Dilek…
Tekirdağlı’ydı.
Trakya Üniversitesi İngilizce öğretmenliği bölümü öğrencisiydi.
Kanser hastasıydı.
İlaç yoktu.
İnsana insan olarak değil, müşteri olarak bakan saçma sapan sağlık
politikaları nedeniyle kanser ilaçları piyasada bulunamıyordu.
Kanser hastalarımız kokain satın alır gibi kaçakçıların,
karaborsacıların eline düşmüştü.
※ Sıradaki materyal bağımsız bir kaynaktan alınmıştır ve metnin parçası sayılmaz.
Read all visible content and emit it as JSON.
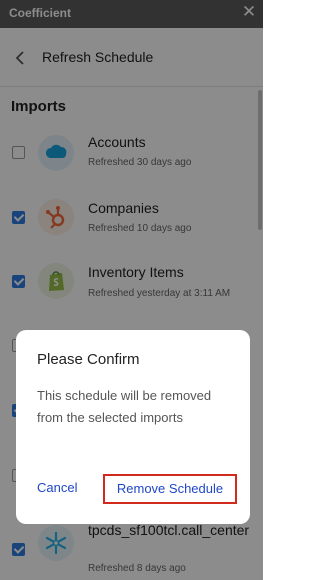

Eczacılar bangır bangır
haykırıyordu ama, şerefsiz medyamız tarafından sansürleniyordu.
*
Tam o günlerde, Toki bakanımız Selimiye Camisi’ne namaz kılmak
için geldi.
Dilek koşturdu, caminin önüne gitti, herkes adına sesini
duyurabilmek için bakanın yanına yaklaştı, “hayati önemdeki
ilaçlarımızı bulamıyoruz” dedi.
Toki bakanı cüzdanından papelleri çıkardı, başımın gözümün sadakası
olsun der gibi, Dilek’in cebine sokuşturdu, düşürme sakın orda epey
para var diye tembihledi, yürüdü gitti, namaza durdu.